The World Bank logo is seen at the 2023 Spring Meetings of the World Bank Group and the Internationa... The World Bank logo is seen at the 2023 Spring Meetings of the World Bank Group and the International Monetary Fund in Washington, U.S., April 13, 2023. REUTERS/Elizabeth Frantz
The World Bank logo is seen at the 2023 Spring Meetings of the World Bank Group and the Internationa... The World Bank logo is seen at the 2023 Spring Meetings of the World Bank Group and the International Monetary Fund in Washington, U.S., April 13, 2023. REUTERS/Elizabeth Frantz

The World Bank reported Thursday that COVID-19 spending had put six Pacific nations in danger of debt hardship.

Raising Pasifika recommended fiscal consolidation in Kiribati, the Republic of the Marshall Islands, Federated States of Micronesia, Samoa, Tonga, and Tuvalu because they lack local debt markets and foreign capital markets.
The research indicated that Palau and Nauru have sustainable debt, whereas Vanuatu has medium risk.

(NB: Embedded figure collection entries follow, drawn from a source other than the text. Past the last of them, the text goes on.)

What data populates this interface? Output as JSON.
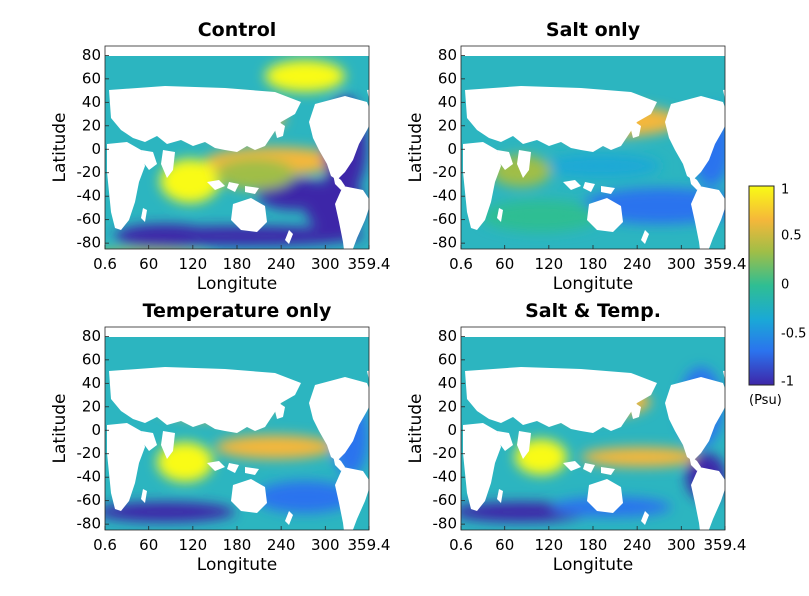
{
  "chart_data": [
    {
      "type": "heatmap",
      "title": "Control",
      "xlabel": "Longitute",
      "ylabel": "Latitude",
      "xlim": [
        0.6,
        359.4
      ],
      "ylim": [
        -85,
        88
      ],
      "xticks": [
        "0.6",
        "60",
        "120",
        "180",
        "240",
        "300",
        "359.4"
      ],
      "yticks": [
        "80",
        "60",
        "40",
        "20",
        "0",
        "-20",
        "-40",
        "-60",
        "-80"
      ]
    },
    {
      "type": "heatmap",
      "title": "Salt only",
      "xlabel": "Longitute",
      "ylabel": "Latitude",
      "xlim": [
        0.6,
        359.4
      ],
      "ylim": [
        -85,
        88
      ],
      "xticks": [
        "0.6",
        "60",
        "120",
        "180",
        "240",
        "300",
        "359.4"
      ],
      "yticks": [
        "80",
        "60",
        "40",
        "20",
        "0",
        "-20",
        "-40",
        "-60",
        "-80"
      ]
    },
    {
      "type": "heatmap",
      "title": "Temperature only",
      "xlabel": "Longitute",
      "ylabel": "Latitude",
      "xlim": [
        0.6,
        359.4
      ],
      "ylim": [
        -85,
        88
      ],
      "xticks": [
        "0.6",
        "60",
        "120",
        "180",
        "240",
        "300",
        "359.4"
      ],
      "yticks": [
        "80",
        "60",
        "40",
        "20",
        "0",
        "-20",
        "-40",
        "-60",
        "-80"
      ]
    },
    {
      "type": "heatmap",
      "title": "Salt & Temp.",
      "xlabel": "Longitute",
      "ylabel": "Latitude",
      "xlim": [
        0.6,
        359.4
      ],
      "ylim": [
        -85,
        88
      ],
      "xticks": [
        "0.6",
        "60",
        "120",
        "180",
        "240",
        "300",
        "359.4"
      ],
      "yticks": [
        "80",
        "60",
        "40",
        "20",
        "0",
        "-20",
        "-40",
        "-60",
        "-80"
      ]
    }
  ],
  "colorbar": {
    "range": [
      -1,
      1
    ],
    "ticks": [
      "1",
      "0.5",
      "0",
      "-0.5",
      "-1"
    ],
    "unit": "(Psu)",
    "colors": [
      "#3e26a8",
      "#2b73ee",
      "#1aa9d6",
      "#2fbe93",
      "#a0be47",
      "#f5b73a",
      "#f9fb15"
    ]
  },
  "style": {
    "ocean_base": "#2cb5c0",
    "land": "#ffffff"
  }
}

“While public debt levels as a share of GDP remain modest across most of the region, the PIC9’s economic geography and volatile revenue bases mean debt distress risks remain elevated,” it stated.

Since 2019, COVID border closures, logistical issues, and weather occurrences have impacted tourism-dependent businesses and increased debt. Last month, the World Bank advised Fiji to cut its debt immediately.
Stephen Ndegwa, World Bank Country Director for Papua New Guinea & the Pacific Islands, said Pacific governments must reduce debt, increase revenue, and improve government spending.

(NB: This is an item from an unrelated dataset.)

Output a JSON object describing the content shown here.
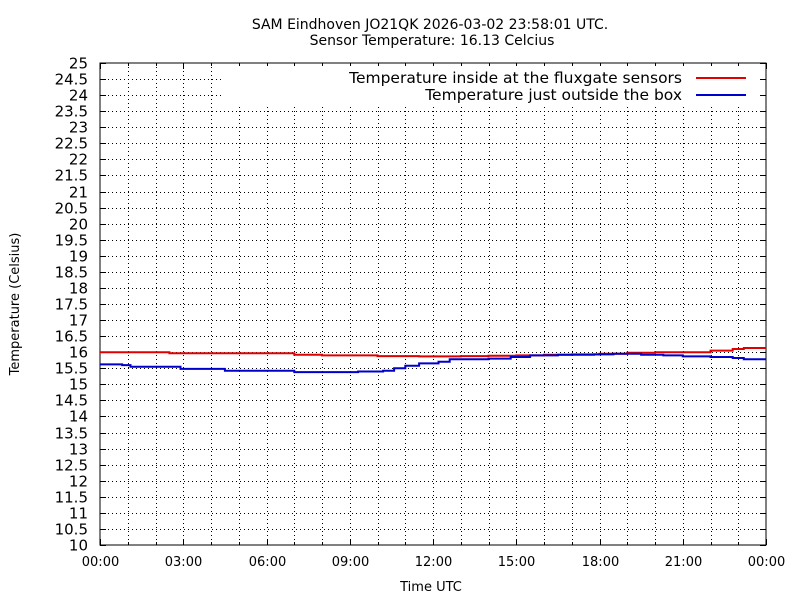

The research also recommended continuing access to funding aligned with pre-pandemic trends to locate capital investment projects for sustainable development and climate resilience.

To guarantee that individuals and businesses contribute their fair share to the region’s economies, the World Bank urges Pacific nations to increase tax collection and spending efficiency.

It also suggested Pacific nations increase social assistance and protection.

“These investments would help reduce poverty and inequality while also supporting communities in tough times, including after climate-related disasters or major economic shocks, such as the region saw from the COVID-19 pandemic and the recent natural disasters in Tonga and Vanuatu,” it said.